Question

The density of a solid metal sphere is determined by measuring its mass and its diameter. The maximum error in the density of the sphere is \[\dfrac{x}{{100}}\% \] . If the relative errors in measuring the mass and the diameter are $6.0\% $ and $1.5\% $ respectively, then what is the value of x?

Answer 1

Hint: We are given the percentage errors of density ( $\rho $ ), mass (m), and diameter (d) of a solid metal sphere. So first we write down the formula of the density of the sphere as $\rho = \dfrac{m}{V}$ where V is the volume of the sphere.

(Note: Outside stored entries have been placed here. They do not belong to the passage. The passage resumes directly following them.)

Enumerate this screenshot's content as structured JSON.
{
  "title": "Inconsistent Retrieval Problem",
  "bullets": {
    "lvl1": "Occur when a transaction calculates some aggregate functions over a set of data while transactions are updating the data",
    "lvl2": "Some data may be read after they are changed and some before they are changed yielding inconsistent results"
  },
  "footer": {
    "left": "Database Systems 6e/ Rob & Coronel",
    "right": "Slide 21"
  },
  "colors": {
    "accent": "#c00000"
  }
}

Now write the percentage error formula for density and substitute the given values in it and find the value of x.

Formula Used:
$density = \dfrac{{mass}}{{volume}}$

Complete step by step Solution:
Given: Maximum error in the density ($\rho $ ) of solid metal sphere $ = \dfrac{x}{{100}}\% $
Error in measuring mass (m) of the solid metal sphere $ = 6.0\% $
Error in measuring diameter (d) of the solid metal sphere $ = 1.5\% $
We know that, $density = \dfrac{{mass}}{{volume}}$ i.e., $\rho = \dfrac{m}{V}$ where V is the volume of the solid metal sphere.
                                                                                                                                                                        ...(1)
 $V = \dfrac{4}{3}\pi {r^3}$ where r is the radius of the solid metal sphere. ...(2)
Substitute $r = \dfrac{d}{2}$ in volume formula in equation (2), we get
 $V = \dfrac{4}{3}\pi {\left( {\dfrac{d}{2}} \right)^3}$ ...(3)
Substitute value V from equation (3) in equation (1), and we get
 $\rho = \dfrac{m}{{\dfrac{4}{3}\pi {{\left( {\dfrac{d}{2}} \right)}^3}}}$ ...(4)
Now we write the percentage error of equation (4), and we get
 $\left( {\dfrac{{\vartriangle \rho }}{\rho } \times 100} \right)\% = \left( {\dfrac{{\vartriangle m}}{m} \times 100} \right)\% + 3 \times \left( {\dfrac{{\vartriangle d}}{d} \times 100} \right)\% $ ...(5)
Given: $\left( {\dfrac{{\vartriangle \rho }}{\rho } \times 100} \right)\% = \dfrac{x}{{100}}\% $
 $\left( {\dfrac{{\vartriangle m}}{m} \times 100} \right)\% = 6.0\% $
$\left( {\dfrac{{\vartriangle d}}{d} \times 100} \right)\% = 1.5\% $
By substituting these values in equation (5), we get
 $\left( {\dfrac{x}{{100}}} \right) = 6.0 + 3 \times 1.5$
 $\dfrac{x}{{100}} = 10.5$
Solving this further
 $x = 10.5 \times 100$
 $x = 1050$
Hence, the value of $x = 1050$ .

Note: One of the important points to be noted here is that the errors get added both in the case of multiplication as well as division. Another point to be noted here is that the constants vanish when we write the percentage error formula of density as there can never be any error in a constant.